Some art historians have suggested that the two figures in the painting are a representation of Frida's dual heritage.[2] Her father, Guillermo Kahlo, was German; while her mother, Matilde Calderon, was Mestizo (a mix of Spanish and Native American).[3] Another interpretation is that the Tehuana Frida is the one who was adored by her husband Diego Rivera, while the European Frida is the one that was rejected by him.[4] In Frida's own recollection, the image is of a memory of a childhood imaginary friend.[5]

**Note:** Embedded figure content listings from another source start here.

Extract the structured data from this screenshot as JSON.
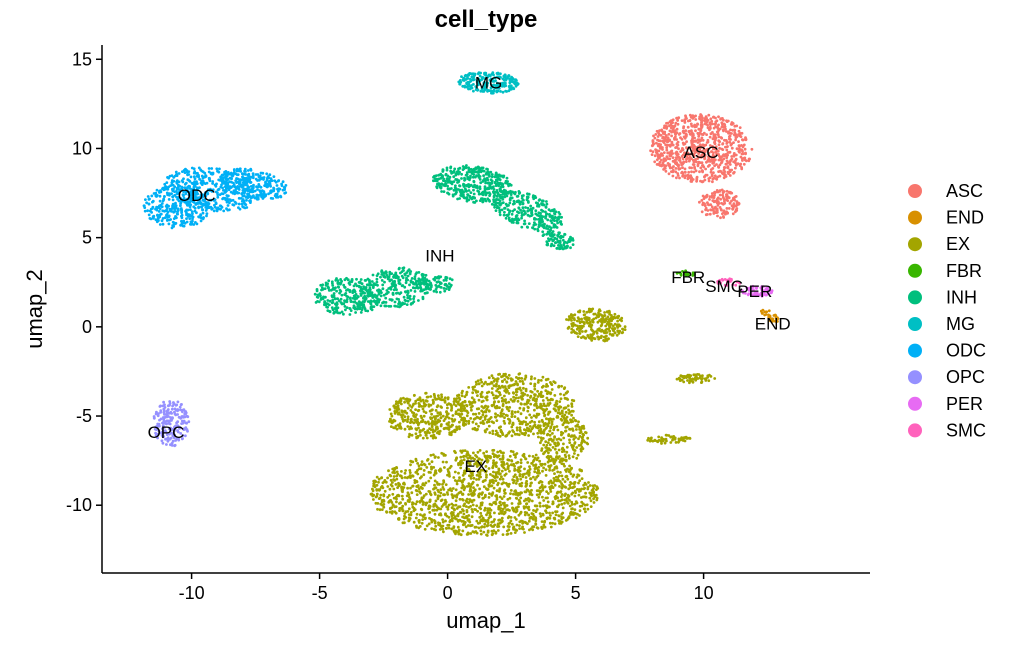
{
  "chart_data": {
    "type": "scatter",
    "title": "cell_type",
    "xlabel": "umap_1",
    "ylabel": "umap_2",
    "xlim": [
      -13.5,
      16.5
    ],
    "ylim": [
      -13.8,
      15.8
    ],
    "xticks": [
      -10,
      -5,
      0,
      5,
      10
    ],
    "yticks": [
      15,
      10,
      5,
      0,
      -5,
      -10
    ],
    "xtick_labels": [
      "-10",
      "-5",
      "0",
      "5",
      "10"
    ],
    "ytick_labels": [
      "15",
      "10",
      "5",
      "0",
      "-5",
      "-10"
    ],
    "grid": false,
    "legend_position": "right",
    "legend": [
      {
        "name": "ASC",
        "color": "#F8766D"
      },
      {
        "name": "END",
        "color": "#D89000"
      },
      {
        "name": "EX",
        "color": "#A3A500"
      },
      {
        "name": "FBR",
        "color": "#39B600"
      },
      {
        "name": "INH",
        "color": "#00BF7D"
      },
      {
        "name": "MG",
        "color": "#00BFC4"
      },
      {
        "name": "ODC",
        "color": "#00B0F6"
      },
      {
        "name": "OPC",
        "color": "#9590FF"
      },
      {
        "name": "PER",
        "color": "#E76BF3"
      },
      {
        "name": "SMC",
        "color": "#FF62BC"
      }
    ],
    "clusters": [
      {
        "name": "ASC",
        "label": {
          "x": 9.9,
          "y": 9.8
        },
        "blobs": [
          {
            "cx": 9.9,
            "cy": 10.0,
            "rx": 2.0,
            "ry": 1.9,
            "rot": -15,
            "n": 800
          },
          {
            "cx": 10.6,
            "cy": 6.9,
            "rx": 0.8,
            "ry": 0.8,
            "rot": -35,
            "n": 150
          }
        ]
      },
      {
        "name": "MG",
        "label": {
          "x": 1.6,
          "y": 13.7
        },
        "blobs": [
          {
            "cx": 1.6,
            "cy": 13.7,
            "rx": 1.2,
            "ry": 0.6,
            "rot": -5,
            "n": 220
          }
        ]
      },
      {
        "name": "ODC",
        "label": {
          "x": -9.8,
          "y": 7.4
        },
        "blobs": [
          {
            "cx": -10.6,
            "cy": 6.7,
            "rx": 1.3,
            "ry": 1.2,
            "rot": 0,
            "n": 300
          },
          {
            "cx": -9.2,
            "cy": 7.7,
            "rx": 1.9,
            "ry": 1.2,
            "rot": -15,
            "n": 380
          },
          {
            "cx": -7.6,
            "cy": 8.0,
            "rx": 1.4,
            "ry": 0.8,
            "rot": -18,
            "n": 240
          }
        ]
      },
      {
        "name": "INH",
        "label": {
          "x": -0.3,
          "y": 4.0
        },
        "blobs": [
          {
            "cx": 1.0,
            "cy": 8.0,
            "rx": 1.6,
            "ry": 1.0,
            "rot": -15,
            "n": 380
          },
          {
            "cx": 3.1,
            "cy": 6.5,
            "rx": 1.6,
            "ry": 0.9,
            "rot": -35,
            "n": 280
          },
          {
            "cx": 4.3,
            "cy": 4.9,
            "rx": 0.7,
            "ry": 0.5,
            "rot": -30,
            "n": 90
          },
          {
            "cx": -3.9,
            "cy": 1.7,
            "rx": 1.3,
            "ry": 1.1,
            "rot": 0,
            "n": 260
          },
          {
            "cx": -2.0,
            "cy": 2.2,
            "rx": 1.4,
            "ry": 1.1,
            "rot": 15,
            "n": 260
          },
          {
            "cx": -0.5,
            "cy": 2.4,
            "rx": 0.8,
            "ry": 0.5,
            "rot": 0,
            "n": 80
          }
        ]
      },
      {
        "name": "EX",
        "label": {
          "x": 1.1,
          "y": -7.8
        },
        "blobs": [
          {
            "cx": 1.4,
            "cy": -9.3,
            "rx": 4.5,
            "ry": 2.4,
            "rot": 0,
            "n": 1500
          },
          {
            "cx": -0.8,
            "cy": -5.0,
            "rx": 1.6,
            "ry": 1.3,
            "rot": 0,
            "n": 350
          },
          {
            "cx": 2.6,
            "cy": -4.4,
            "rx": 2.4,
            "ry": 1.8,
            "rot": 0,
            "n": 600
          },
          {
            "cx": 4.5,
            "cy": -6.3,
            "rx": 1.0,
            "ry": 1.3,
            "rot": 0,
            "n": 200
          },
          {
            "cx": 5.8,
            "cy": 0.1,
            "rx": 1.2,
            "ry": 0.9,
            "rot": -10,
            "n": 260
          },
          {
            "cx": 9.7,
            "cy": -2.9,
            "rx": 0.8,
            "ry": 0.25,
            "rot": 0,
            "n": 60
          },
          {
            "cx": 8.6,
            "cy": -6.3,
            "rx": 0.9,
            "ry": 0.25,
            "rot": 0,
            "n": 60
          }
        ]
      },
      {
        "name": "OPC",
        "label": {
          "x": -11.0,
          "y": -5.9
        },
        "blobs": [
          {
            "cx": -10.8,
            "cy": -5.4,
            "rx": 0.7,
            "ry": 1.3,
            "rot": 0,
            "n": 200
          }
        ]
      },
      {
        "name": "FBR",
        "label": {
          "x": 9.4,
          "y": 2.8
        },
        "blobs": [
          {
            "cx": 9.4,
            "cy": 3.0,
            "rx": 0.5,
            "ry": 0.15,
            "rot": 0,
            "n": 20
          }
        ]
      },
      {
        "name": "SMC",
        "label": {
          "x": 10.8,
          "y": 2.3
        },
        "blobs": [
          {
            "cx": 11.0,
            "cy": 2.5,
            "rx": 0.5,
            "ry": 0.2,
            "rot": 0,
            "n": 25
          }
        ]
      },
      {
        "name": "PER",
        "label": {
          "x": 12.0,
          "y": 2.0
        },
        "blobs": [
          {
            "cx": 12.1,
            "cy": 2.0,
            "rx": 0.6,
            "ry": 0.3,
            "rot": 0,
            "n": 60
          }
        ]
      },
      {
        "name": "END",
        "label": {
          "x": 12.7,
          "y": 0.2
        },
        "blobs": [
          {
            "cx": 12.6,
            "cy": 0.6,
            "rx": 0.5,
            "ry": 0.2,
            "rot": -50,
            "n": 35
          }
        ]
      }
    ]
  }
}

Both Fridas hold items in their lap; the Mexican Frida holds a small portrait of Diego Rivera, and the European Frida holds forceps. Blood spills onto the European Frida's white dress from a broken blood vessel that has been cut by the forceps. The blood vessel connects the two Fridas, winding its way from their hands through their hearts.[6] The work alludes to Kahlo's life of constant pain and surgical procedures and the Aztec tradition of human sacrifice.[6] Because this piece was completed by Kahlo shortly after her divorce, the European Frida is missing a piece of herself, her Diego.[4]
According to Kahlo's friend, Fernando Gamboa, the painting was inspired by two paintings that Kahlo saw earlier that year at the Louvre, Théodore Chassériau's The Two Sisters and the anonymous Gabrielle d'Estrées and One of Her Sisters.[7]